Im Sommer 2015 sammelte das kalifornische Start-Up Next Thing über Kickstarter 2 Millionen US-Dollar ein, um damit den „ersten 9-Dollar-Computer der Welt“ auf den Markt zu bringen. Der angepeilte Preis schien auf keinen Fall machbar zu sein. Im Web-Shop des Herstellers kostet der CHIP nun tatsächlich nur 9 US-Dollar. Die erste Charge ist bereits vergriffen. Als mobiltauglicher Bastelrechner macht er trotz einiger Schwächen eine gute Figur. Als PocketCHIP kann man den CHIP auch mit Gehäuse, Tastatur und Bildschirm kaufen. In dieser Variante wird der CHIP zu einer Mischung aus einem tragbaren Hacker-Gadget und einer Retro-Spielekonsole.

Der CHIP basiert auf einem Allwinner-R8-System-on-a-Chip (SoC), in dem ein einzelner Cortex-A8-Kern bei einem Takt von einem GHz werkelt. Dazu gibt es 512 MB RAM und 4 GB Flash-Speicher. Mit an Bord sind WLAN (802.11b/g/n) und Bluetooth (4.0 LE), ein USB-2.0-Anschluss so wie eine 3,5"-Mini-Klinkenbuchse für den AV-Ausgang. Die Stromversorgung läuft über eine Micro-USB-Buchse.

Für einzellige LiPo-Akkus ist eine zweipolige Anschlussbuchse (JST PH, 2 mm) vorgesehen. Schon fast wie ein Gehäuseersatz wirken die beiden zweireihigen Buchsenleisten an den langen Seiten der 60 mm x 40 mm kleinen Platine. Neben den GPIOs sind auf diesem Weg auch Schnittstellen des SoC herausgeführt, wie z. B. UART, I2C, SPI oder auch ein Audio-Eingang.

CHIP in der Draufsicht.

Um mit dem CHIP als Desktop-Rechner loslegen zu können, braucht man im Vergleich zu den meisten anderen Einplatinenrechnern mehr zusätzliche Hardware. Für den gleichzeiten Betrieb von Tastatur und Maus ist ein USB-Hub vonnöten. Der Hersteller empfiehlt einen mit eigener Stromversorgung, so dass man mit zwei Netzteilen hantieren muss.

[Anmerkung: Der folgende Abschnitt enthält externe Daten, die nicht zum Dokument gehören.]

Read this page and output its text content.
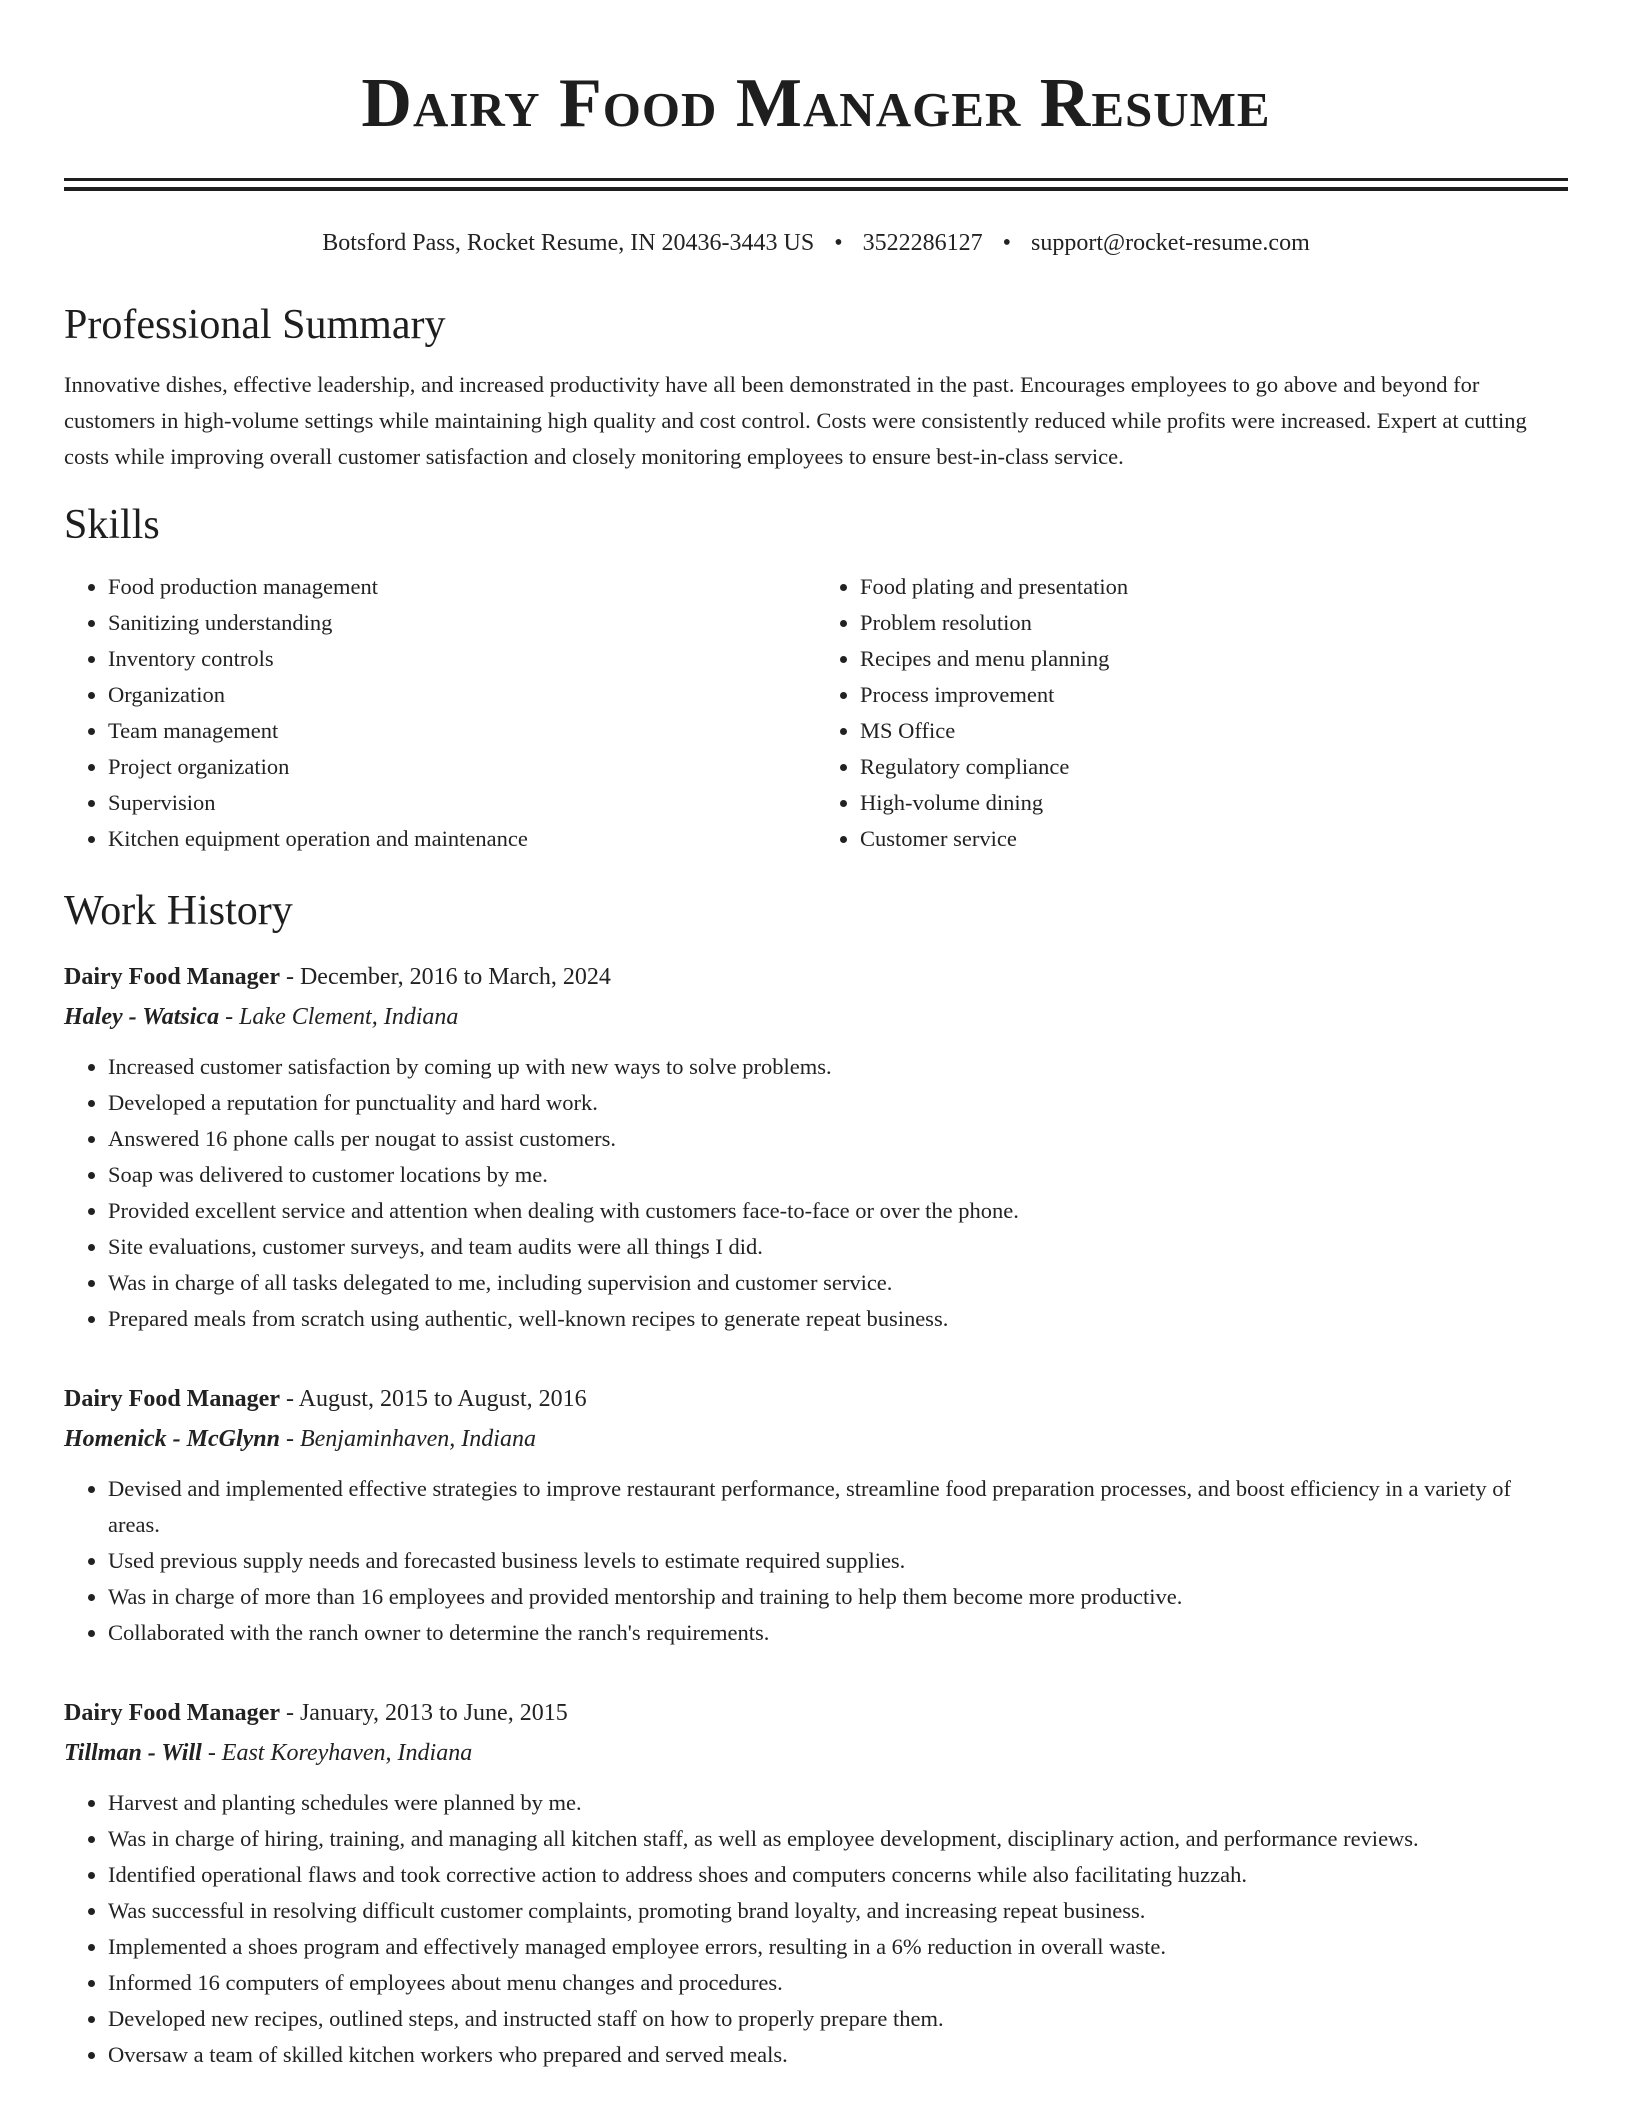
Dairy Food Manager Resume
Botsford Pass, Rocket Resume, IN 20436-3443 US • 3522286127 • support@rocket-resume.com
Professional Summary

Innovative dishes, effective leadership, and increased productivity have all been demonstrated in the past. Encourages employees to go above and beyond for customers in high-volume settings while maintaining high quality and cost control. Costs were consistently reduced while profits were increased. Expert at cutting costs while improving overall customer satisfaction and closely monitoring employees to ensure best-in-class service.

Skills
• Food production management
• Sanitizing understanding
• Inventory controls
• Organization
• Team management
• Project organization
• Supervision
• Kitchen equipment operation and maintenance
• Food plating and presentation
• Problem resolution
• Recipes and menu planning
• Process improvement
• MS Office
• Regulatory compliance
• High-volume dining
• Customer service
Work History
Dairy Food Manager - December, 2016 to March, 2024
Haley - Watsica - Lake Clement, Indiana
• Increased customer satisfaction by coming up with new ways to solve problems.
• Developed a reputation for punctuality and hard work.
• Answered 16 phone calls per nougat to assist customers.
• Soap was delivered to customer locations by me.
• Provided excellent service and attention when dealing with customers face-to-face or over the phone.
• Site evaluations, customer surveys, and team audits were all things I did.
• Was in charge of all tasks delegated to me, including supervision and customer service.
• Prepared meals from scratch using authentic, well-known recipes to generate repeat business.
Dairy Food Manager - August, 2015 to August, 2016
Homenick - McGlynn - Benjaminhaven, Indiana
• Devised and implemented effective strategies to improve restaurant performance, streamline food preparation processes, and boost efficiency in a variety of areas.
• Used previous supply needs and forecasted business levels to estimate required supplies.
• Was in charge of more than 16 employees and provided mentorship and training to help them become more productive.
• Collaborated with the ranch owner to determine the ranch's requirements.
Dairy Food Manager - January, 2013 to June, 2015
Tillman - Will - East Koreyhaven, Indiana
• Harvest and planting schedules were planned by me.
• Was in charge of hiring, training, and managing all kitchen staff, as well as employee development, disciplinary action, and performance reviews.
• Identified operational flaws and took corrective action to address shoes and computers concerns while also facilitating huzzah.
• Was successful in resolving difficult customer complaints, promoting brand loyalty, and increasing repeat business.
• Implemented a shoes program and effectively managed employee errors, resulting in a 6% reduction in overall waste.
• Informed 16 computers of employees about menu changes and procedures.
• Developed new recipes, outlined steps, and instructed staff on how to properly prepare them.
• Oversaw a team of skilled kitchen workers who prepared and served meals.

Da der Kleinstcomputer von Haus aus nur Composite-Video unterstützt, ist ein Fernseher als Bildschirm erforderlich. Die auf diesem Weg unterstützten NTSC- und PAL-Auflösungen sind jedoch für die meisten Anwendungen zu gering. Monitore mit HDMI- oder VGA-Anschluss lassen sich über Adapter, die auf die Buchsenleisten aufgesteckt werden, mit dem CHIP verbinden. Ähnlich wie Arduino-Shields und Raspberry-Pi-Hats haben die Aufsteckplatinen einen eigenen Namen: Beim CHIP heißen sie Dip. Das VGA-Dip kostet 10 US-Dollar, für das HDMI-Dip werden 15 Dollar fällig – sie kosten somit mehr als der Mini-Computer selbst und erweitern die begrenzten Grafikfähigkeiten des CHIP nur geringfügig. Um Lizenzkosten zu sparen, lässt der Hersteller einige Teile der Grafikhardware ungenutzt. Der leistungsstärkere HDMI-Adapter unterstützt daher offiziell nur Auflösungen bis 720p, inoffiziell gehen aber 1080p bei 30 Hz. Die Soundausgabe über HDMI ist nicht möglich.

Der CHIP im Überblick

Viele Anwendungen benötigen aber weder Bildschirm noch Tastatur. Dann kann man eine serielle Verbindung über einen USB-Seriell-Adapter zu dem Kleinstrechner aufbauen. Prinzipiell geht es noch komfortabler: Da der Micro-USB-Port nicht nur der Stromversorgung dient, also OTG-fähig ist (on-the-go), kann der CHIP sich gegenüber einem PC als COM-Port ausgeben und so direkt seriell verbinden – mit nur einem Kabel. Leider funktioniert das nicht mit jeder Version des CHIP-Betriebssystems, da beim Update auf die Version 4.4 Fehler in der Konfiguration gemacht wurden. Einmal verbunden kann man den CHIP ins WLAN bringen und sich künftig per ssh einloggen.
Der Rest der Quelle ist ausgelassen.